En juin 2014, le nouveau gouvernement a ajouté, dans le cas de l'Université Laval, un autre manque à gagner récurrent de 42M$ pour l'année 2014-2015. Il s'agit là de la plus importante compression budgétaire gouvernementale de l'histoire de l'Université Laval. C'est un désengagement gouvernemental dans l'enseignement supérieur équivalant, en moyenne, à 1200$ de moins par étudiant à temps plein par année, ce qui représente environ 42% des revenus provenant des droits de scolarité.
Compte tenu de l'objectif d'assainissement des finances publiques, l'Université Laval a proposé au cours des derniers mois une série d'approches contribuant à l'atteinte des cibles budgétaires. Dans ce contexte, le ministère de l'Enseignement supérieur, de la Recherche et de la Science a fait preuve d'ouverture et de souplesse quant à certaines solutions proposées, ce qui a permis à l'Université de faire des choix budgétaires en lien avec les attentes gouvernementales de transfert du déficit de l'État dans les comptes des universités.
Toutefois, le Conseil du trésor est venu anéantir tous les efforts consentis pour contribuer à l'équilibre budgétaire. Ainsi, contre toute attente, le Conseil du trésor a refusé un élément clé du plan de l'Université. L'Université Laval proposait, à coût nul pour l'État, de reporter certains investissements immobiliers (rénovation de parements extérieurs de certains pavillons, travaux de climatisation, signalisation, etc.), de façon à dégager 10M$ par année pour, entre autres, couvrir des dépenses en infrastructures technologiques et en achats de volumes de la Bibliothèque. Ce faisant, cette solution corrigeait une décision du Conseil du trésor très discutable prise dans les années 2000 et qui force les universités à payer certaines dépenses d'investissement (infrastructures technologiques, volumes de la Bibliothèque, mobilier et équipement, etc.) à même leur budget de fonctionnement. Pour les autorités de l'Université, il semblait pourtant logique d'équilibrer les coupures gouvernementales demandées entre les sommes d'argent disponibles pour le fonctionnement de l'institution et celles associées aux infrastructures de façon à privilégier la mission universitaire plutôt que des investissements moins prioritaires dans le béton.

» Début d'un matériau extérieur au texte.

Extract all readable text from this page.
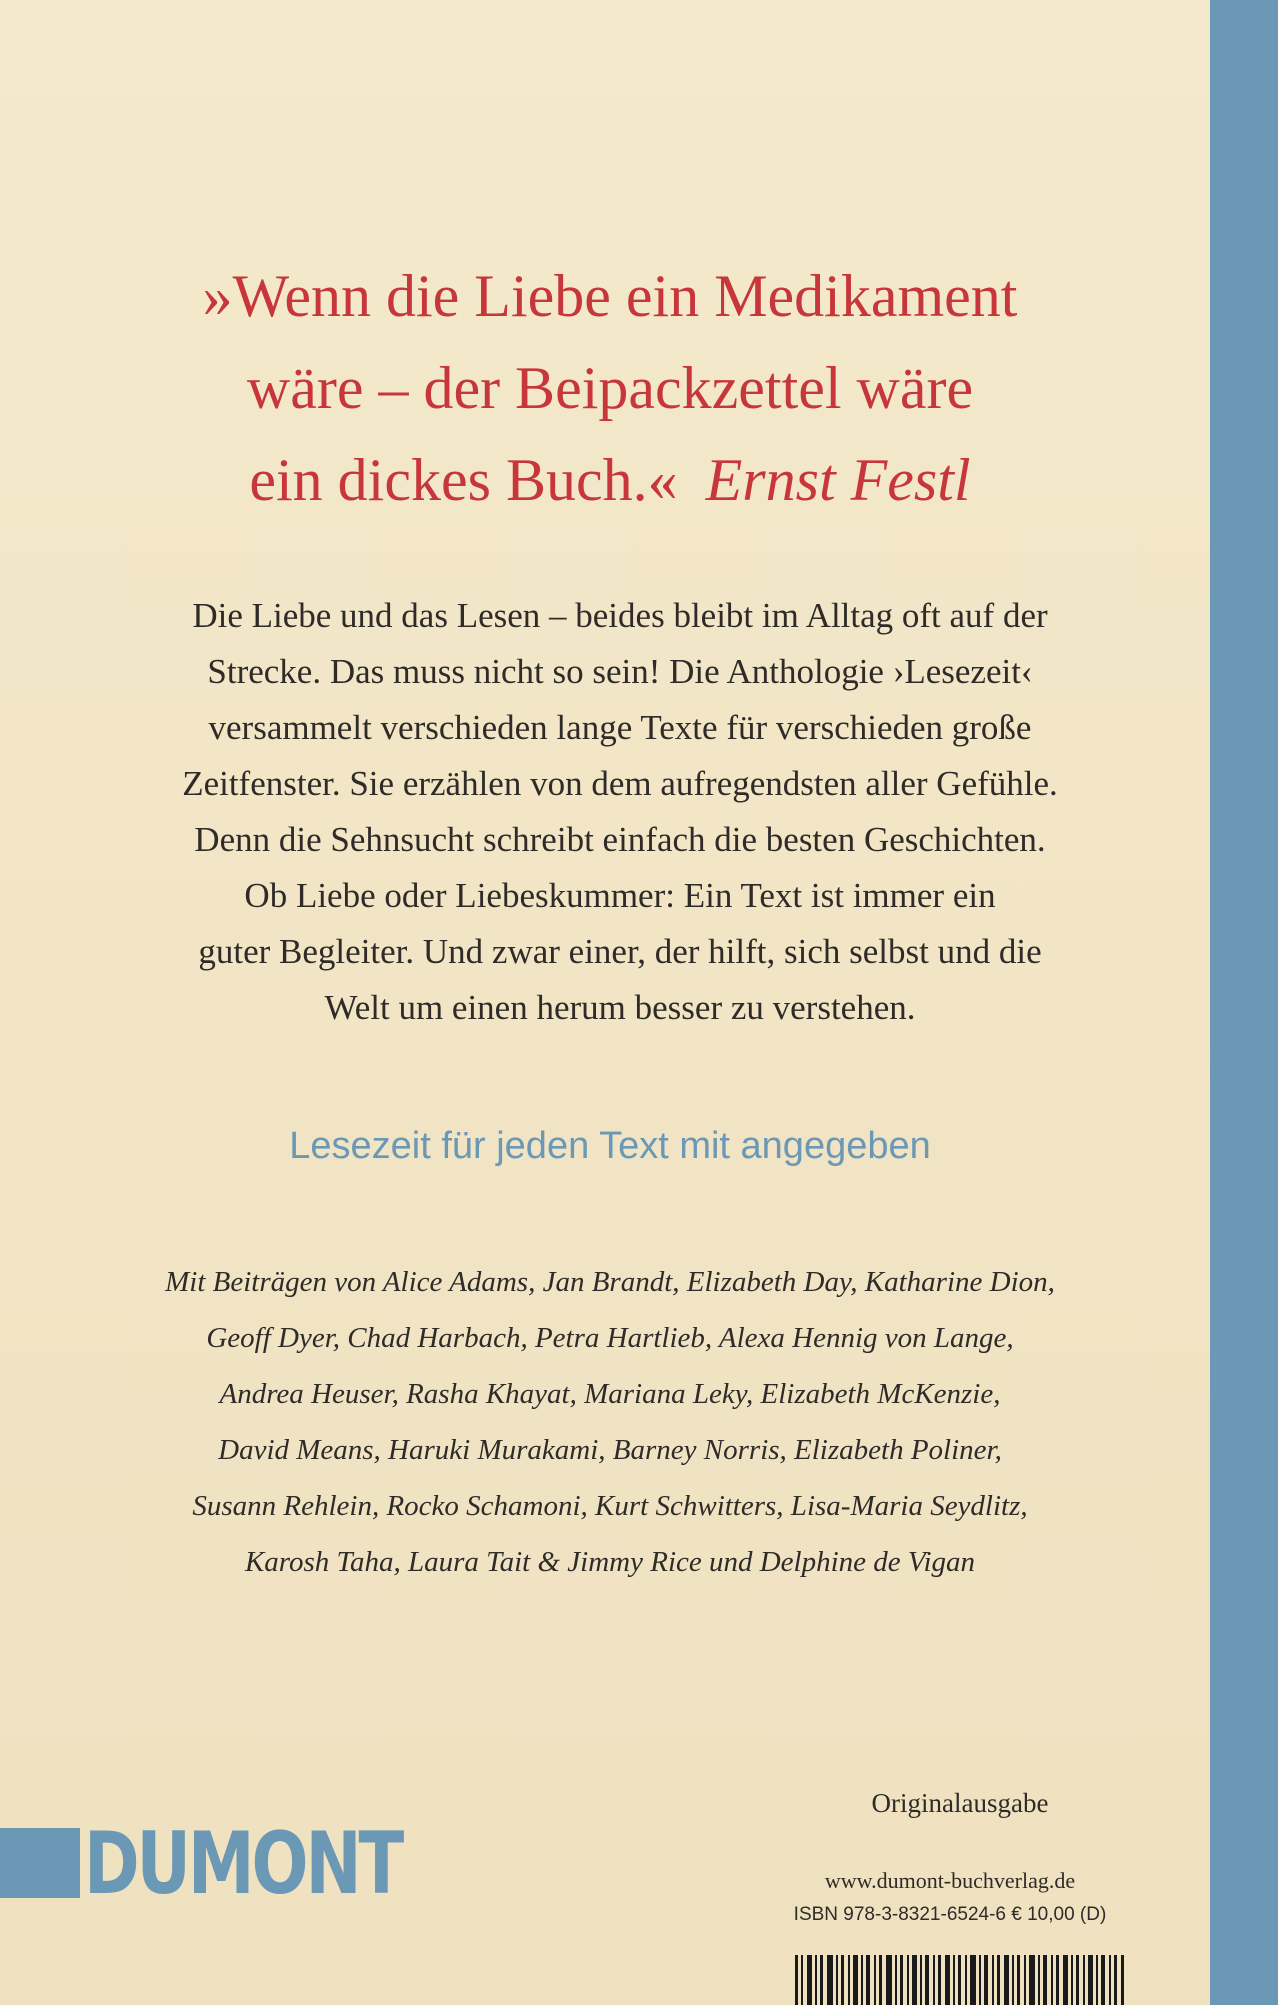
»Wenn die Liebe ein Medikament
wäre – der Beipackzettel wäre
ein dickes Buch.« Ernst Festl
Die Liebe und das Lesen – beides bleibt im Alltag oft auf der
Strecke. Das muss nicht so sein! Die Anthologie ›Lesezeit‹
versammelt verschieden lange Texte für verschieden große
Zeitfenster. Sie erzählen von dem aufregendsten aller Gefühle.
Denn die Sehnsucht schreibt einfach die besten Geschichten.
Ob Liebe oder Liebeskummer: Ein Text ist immer ein
guter Begleiter. Und zwar einer, der hilft, sich selbst und die
Welt um einen herum besser zu verstehen.
Lesezeit für jeden Text mit angegeben
Mit Beiträgen von Alice Adams, Jan Brandt, Elizabeth Day, Katharine Dion,
Geoff Dyer, Chad Harbach, Petra Hartlieb, Alexa Hennig von Lange,
Andrea Heuser, Rasha Khayat, Mariana Leky, Elizabeth McKenzie,
David Means, Haruki Murakami, Barney Norris, Elizabeth Poliner,
Susann Rehlein, Rocko Schamoni, Kurt Schwitters, Lisa-Maria Seydlitz,
Karosh Taha, Laura Tait & Jimmy Rice und Delphine de Vigan
Originalausgabe
DUMONT	www.dumont-buchverlag.de
ISBN 978-3-8321-6524-6 € 10,00 (D)
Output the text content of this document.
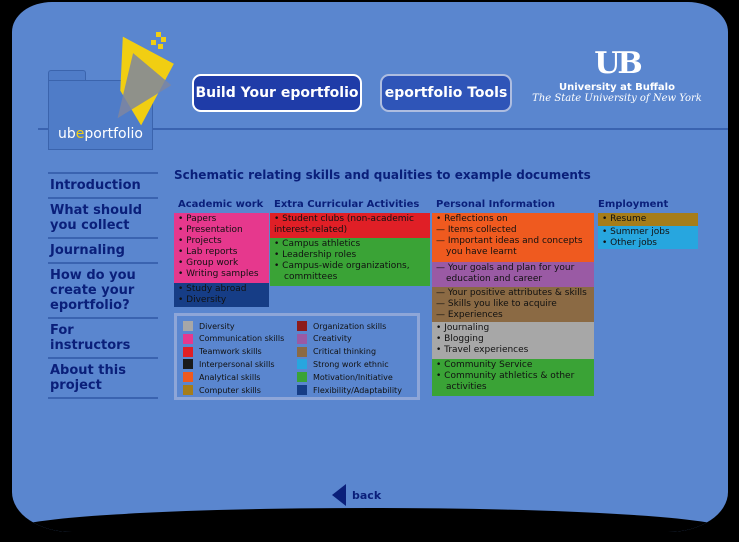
ubeportfolio
Build Your eportfolio	eportfolio Tools
UB
University at Buffalo
The State University of New York
Introduction
What should you collect
Journaling
How do you create your eportfolio?
For instructors
About this project
Schematic relating skills and qualities to example documents
Academic work Extra Curricular Activities Personal Information	Employment
• Papers
• Presentation
• Projects
• Lab reports
• Group work
• Writing samples
• Study abroad
• Diversity
• Student clubs (non-academic
interest-related)
• Campus athletics
• Leadership roles
• Campus-wide organizations,
committees
• Reflections on
— Items collected
— Important ideas and concepts
you have learnt
— Your goals and plan for your
education and career
— Your positive attributes & skills
— Skills you like to acquire
— Experiences
• Journaling
• Blogging
• Travel experiences
• Community Service
• Community athletics & other
activities
• Resume
• Summer jobs
• Other jobs
Diversity
Communication skills
Teamwork skills
Interpersonal skills
Analytical skills
Computer skills
Organization skills
Creativity
Critical thinking
Strong work ethnic
Motivation/Initiative
Flexibility/Adaptability
back
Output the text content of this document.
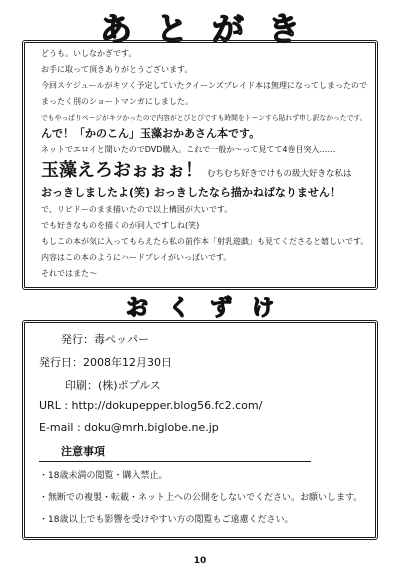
あとがき
どうも。いしなかぎです。
お手に取って頂きありがとうございます。
今回スケジュールがキツく予定していたクイーンズブレイド本は無理になってしまったので
まったく別のショートマンガにしました。
でもやっぱりページがキツかったので内容がとびとびですも時間をトーンすら貼れず申し訳なかったです。
んで！「かのこん」玉藻おかあさん本です。
ネットでエロイと聞いたのでDVD購入。これで一般か〜って見てて4巻目突入……
玉藻えろおぉぉぉ！ むちむち好きでけもの級大好きな私は
おっきしましたよ(笑) おっきしたなら描かねばなりません！
で、リビドーのまま描いたので以上構図が大いです。
でも好きなものを描くのが同人ですしね(笑)
もしこの本が気に入ってもらえたら私の前作本「射乳遊戯」も見てくださると嬉しいです。
内容はこの本のようにハードプレイがいっぱいです。
それではまた〜
おくずけ
発行：毒ペッパー
発行日：2008年12月30日
印刷：(株)ポプルス
URL : http://dokupepper.blog56.fc2.com/
E-mail : doku@mrh.biglobe.ne.jp
注意事項
・18歳未満の閲覧・購入禁止。
・無断での複製・転載・ネット上への公開をしないでください。お願いします。
・18歳以上でも影響を受けやすい方の閲覧もご遠慮ください。
10
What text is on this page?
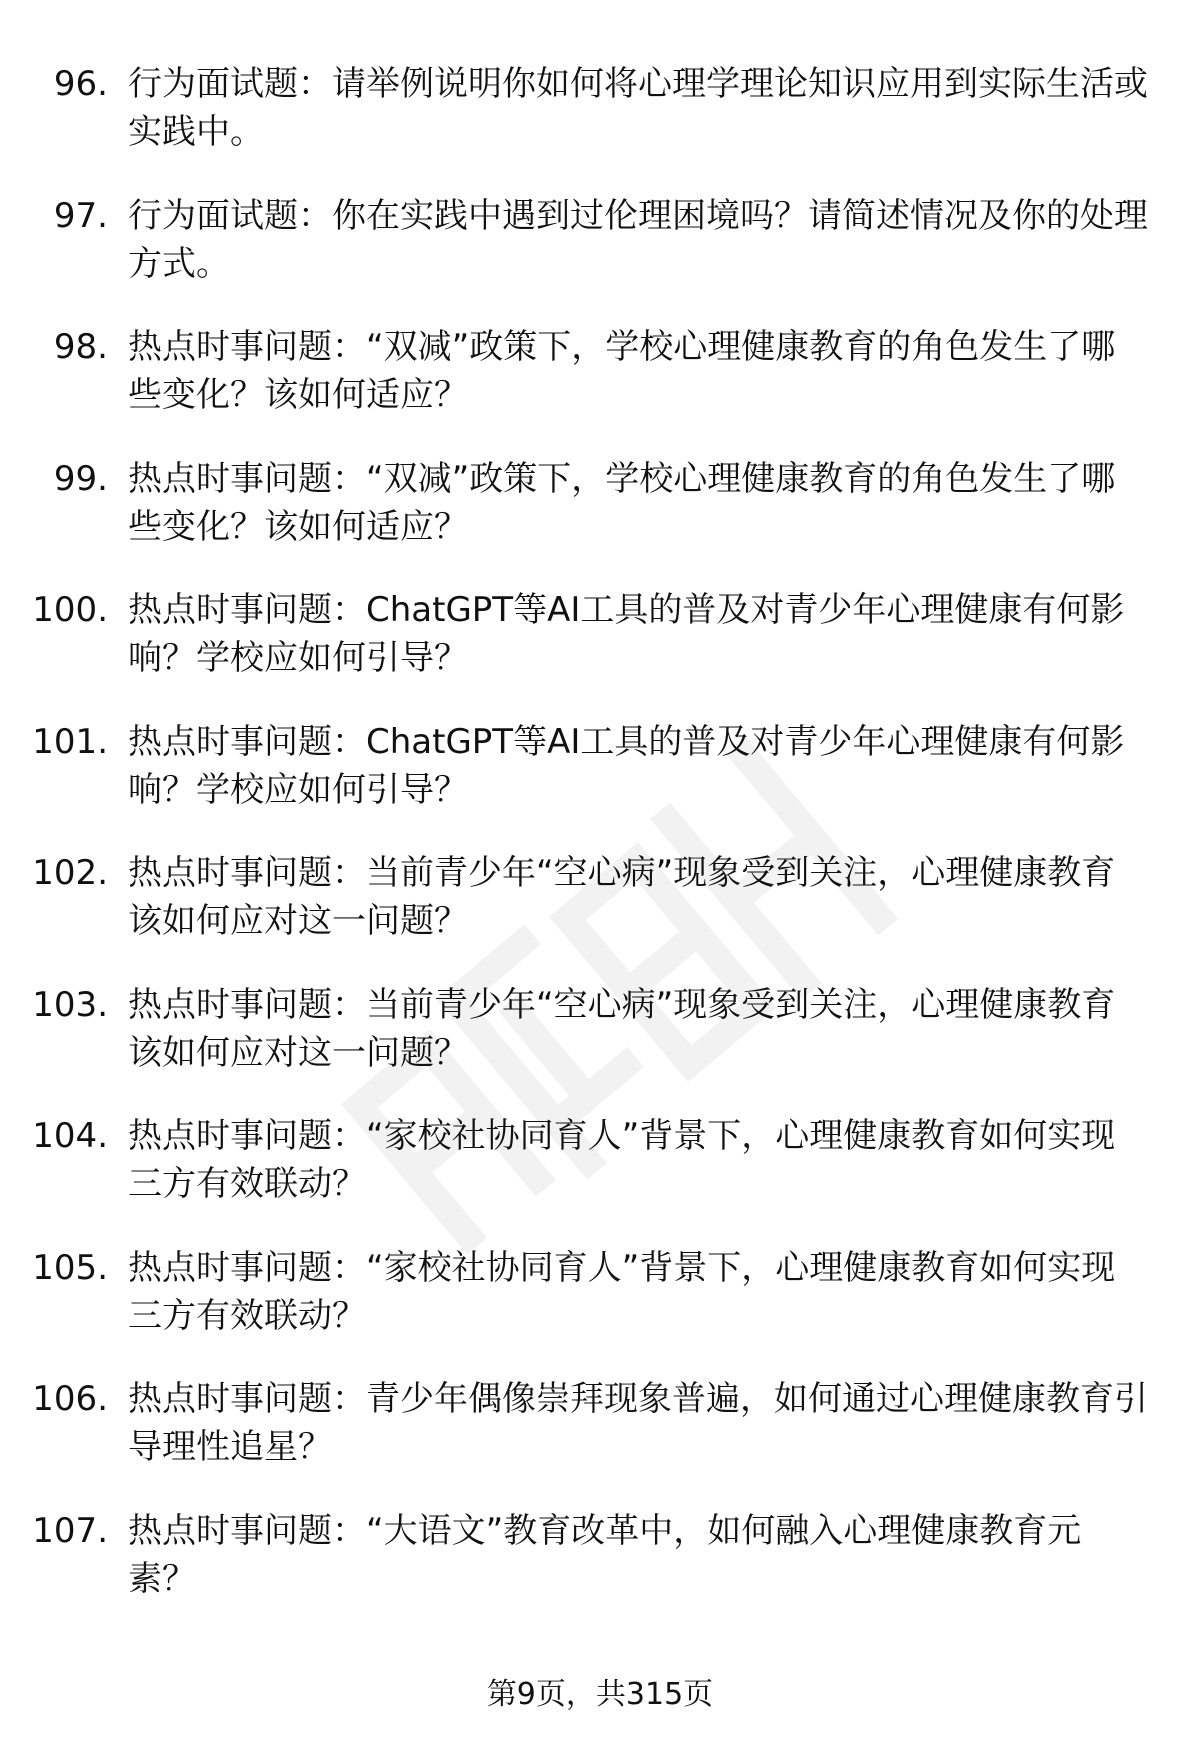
96. 行为面试题：请举例说明你如何将心理学理论知识应用到实际生活或实践中。
97. 行为面试题：你在实践中遇到过伦理困境吗？请简述情况及你的处理方式。
98. 热点时事问题：“双减”政策下，学校心理健康教育的角色发生了哪些变化？该如何适应？
99. 热点时事问题：“双减”政策下，学校心理健康教育的角色发生了哪些变化？该如何适应？
100. 热点时事问题：ChatGPT等AI工具的普及对青少年心理健康有何影响？学校应如何引导？
101. 热点时事问题：ChatGPT等AI工具的普及对青少年心理健康有何影响？学校应如何引导？
102. 热点时事问题：当前青少年“空心病”现象受到关注，心理健康教育该如何应对这一问题？
103. 热点时事问题：当前青少年“空心病”现象受到关注，心理健康教育该如何应对这一问题？
104. 热点时事问题：“家校社协同育人”背景下，心理健康教育如何实现三方有效联动？
105. 热点时事问题：“家校社协同育人”背景下，心理健康教育如何实现三方有效联动？
106. 热点时事问题：青少年偶像崇拜现象普遍，如何通过心理健康教育引导理性追星？
107. 热点时事问题：“大语文”教育改革中，如何融入心理健康教育元素？
第9页，共315页
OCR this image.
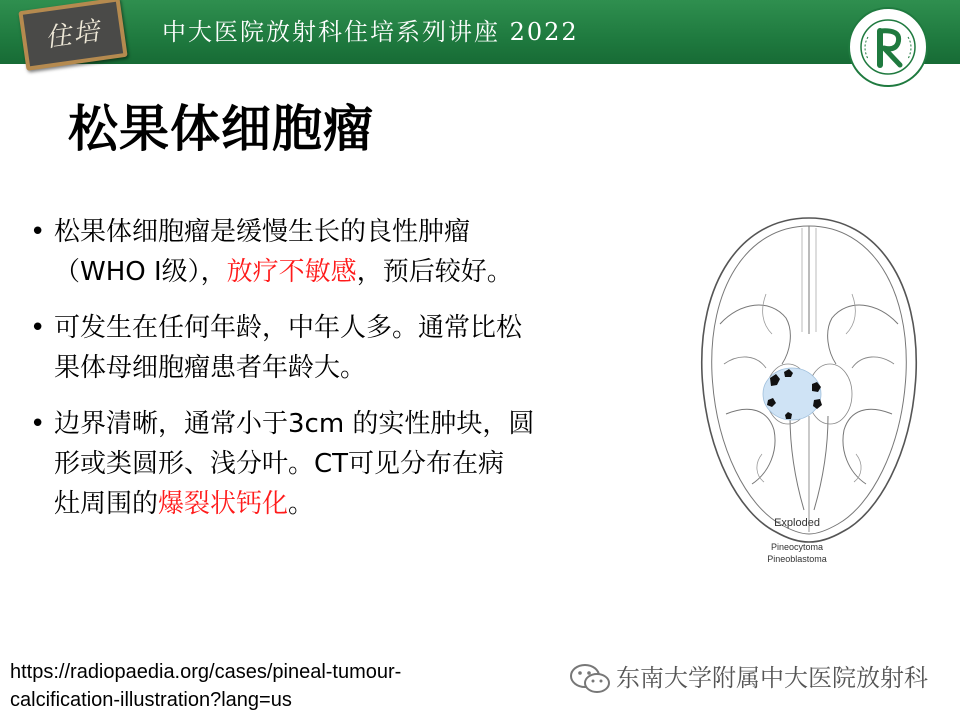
住培	中大医院放射科住培系列讲座 2022
松果体细胞瘤
• 松果体细胞瘤是缓慢生长的良性肿瘤
（WHO I级），放疗不敏感，预后较好。
• 可发生在任何年龄，中年人多。通常比松
果体母细胞瘤患者年龄大。
• 边界清晰，通常小于3cm 的实性肿块，圆
形或类圆形、浅分叶。CT可见分布在病
灶周围的爆裂状钙化。
Exploded
Pineocytoma
Pineoblastoma
https://radiopaedia.org/cases/pineal-tumour-
calcification-illustration?lang=us
东南大学附属中大医院放射科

Au-delà du fait que le refus de la solution proposée par l'Université Laval soit étonnant, car elle ne coûtait rien à l'État et respectait les règles comptables, la raison invoquée pour justifier la non-acceptation de cette solution «gagnant-gagnant» est difficile à comprendre. En effet, pour le Conseil du trésor, les temps ne sont pas à la flexibilité et le fait de permettre à une université de réduire et de moduler, dans le temps, ses investissements en infrastructures – pour préserver sa mission – a été considéré comme une façon d'éviter les coupures gouvernementales. Pourtant, au contraire, l'Université Laval travaillait à planifier des coupures de l'ordre de 42M$ dont 32M$ dans son budget de fonctionnement.
En plus de fixer des cibles budgétaires qui accélèrent le dé-financement chronique des universités et fragilisent la réalisation de leur mission, le Conseil du trésor fixe des règles spécifiques aux universités qui nuisent à l'atteinte de l'équilibre budgétaire. L'Université Laval comprend mal pourquoi la solution qu'elle propose, laquelle ne demande aucune somme additionnelle gouvernementale, est rejetée. Le manque de flexibilité du Conseil du trésor, l'inefficacité du mode de financement des universités et les innombrables règles administratives imposées au fil des années mettent à risque non seulement la qualité de la formation universitaire, mais aussi l'accessibilité aux études supérieures de même que la capacité d'innovation du Québec, si essentielle à la santé de son économie et de son développement.